E mentre i cinquestelle si logorano sulla posizione da assumere in Aula, le opposizioni di destra e di sinistra vanno all’attacco. Pur dichiarandosi contrario alle «scorciatoie giudiziarie» per battere gli avversari politici, il candidato segretario del Pd, Nicola Zingaretti, vuole precisare «tre cose» sulla vicenda Diciotti: «Tutti devono essere uguali di fronte alla legge, non ho mai creduto all’impunità per i potenti; quando ci sono accuse ci si difende nei processi non dai processi, e questo, ripeto, vale per tutti; la difesa dell’interesse nazionale non c’entra nulla: in realtà il ministro Salvini ha paura», dice il governatore del Lazio.
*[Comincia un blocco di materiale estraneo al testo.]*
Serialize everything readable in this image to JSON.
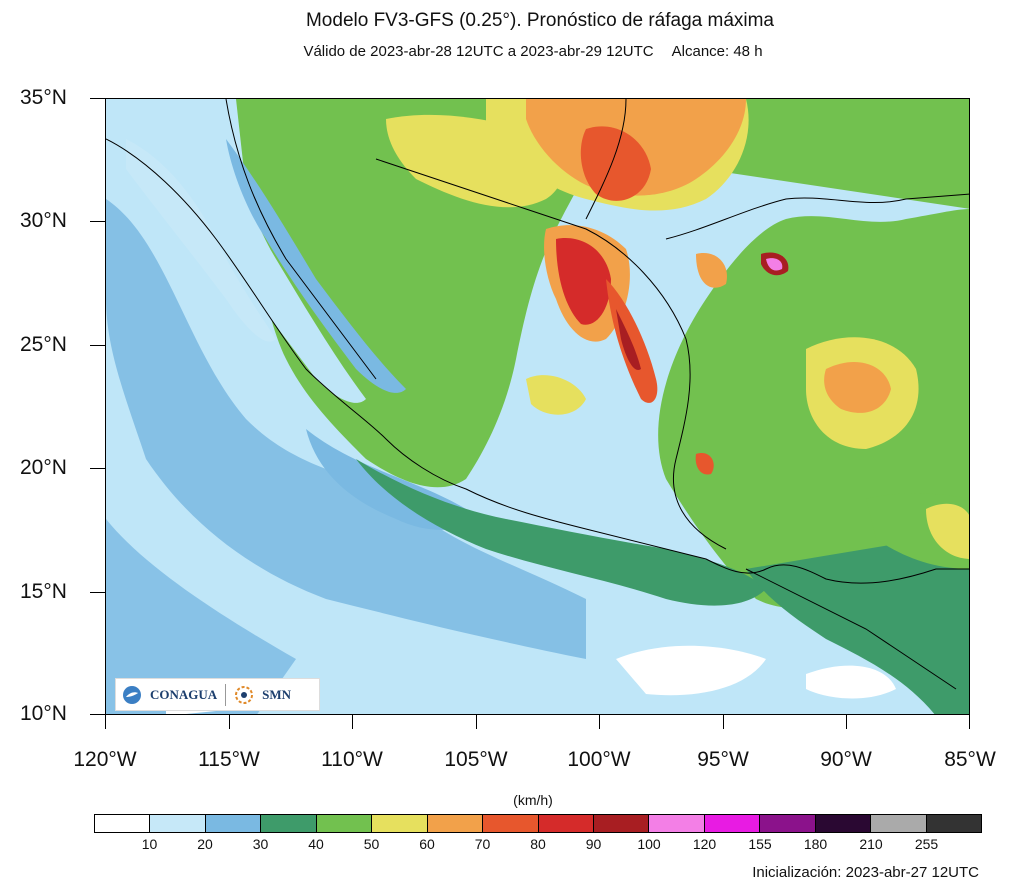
{
  "title": "Modelo FV3-GFS (0.25°). Pronóstico de ráfaga máxima",
  "subtitle": {
    "valid": "Válido de 2023-abr-28 12UTC a 2023-abr-29 12UTC",
    "range": "Alcance: 48 h"
  },
  "lat_labels": [
    "35°N",
    "30°N",
    "25°N",
    "20°N",
    "15°N",
    "10°N"
  ],
  "lon_labels": [
    "120°W",
    "115°W",
    "110°W",
    "105°W",
    "100°W",
    "95°W",
    "90°W",
    "85°W"
  ],
  "colorbar": {
    "title": "(km/h)",
    "labels": [
      "10",
      "20",
      "30",
      "40",
      "50",
      "60",
      "70",
      "80",
      "90",
      "100",
      "120",
      "155",
      "180",
      "210",
      "255"
    ],
    "colors": [
      "#ffffff",
      "#c6e8f8",
      "#7ab9e2",
      "#3e9b6a",
      "#72c14f",
      "#e6e05e",
      "#f2a14a",
      "#e7572d",
      "#d52b2a",
      "#a81e22",
      "#f37fe6",
      "#e81be3",
      "#8b128b",
      "#2a0832",
      "#aaaaaa",
      "#333333"
    ]
  },
  "initialization": "Inicialización: 2023-abr-27 12UTC",
  "logos": {
    "conagua": "CONAGUA",
    "smn": "SMN"
  }
}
Il capo della Lega teme per la legge Severino, secondo Zingaretti, perché «se venisse condannato, potrebbe essere costretto alle dimissioni. Mai nessuno può essere al di sopra della legge o pretendere l’impunità» . Diverso, ovviamente, l’atteggiamento di Forza Italia, pronta a schierarsi al fianco di Salvini. «Ora che anche i grillini si pongono dubbi, anziché chiedere di essere processati con Salvini - la qualcosa fa un po’ ridere - votino no all’autorizzazione a procedere, perché questo suggerisce la Costituzione quando si ha la certezza di aver agito nell’interesse dello Stato», dice la presidente dei deputati di Forza Italia, Mariastella Gelmini. «Daremmo loro il benvenuto nella civiltà giuridica», chiosa. Di Maio, per una volta, può scegliere di comportarsi in Aula come si comporterebbe Berlusconi.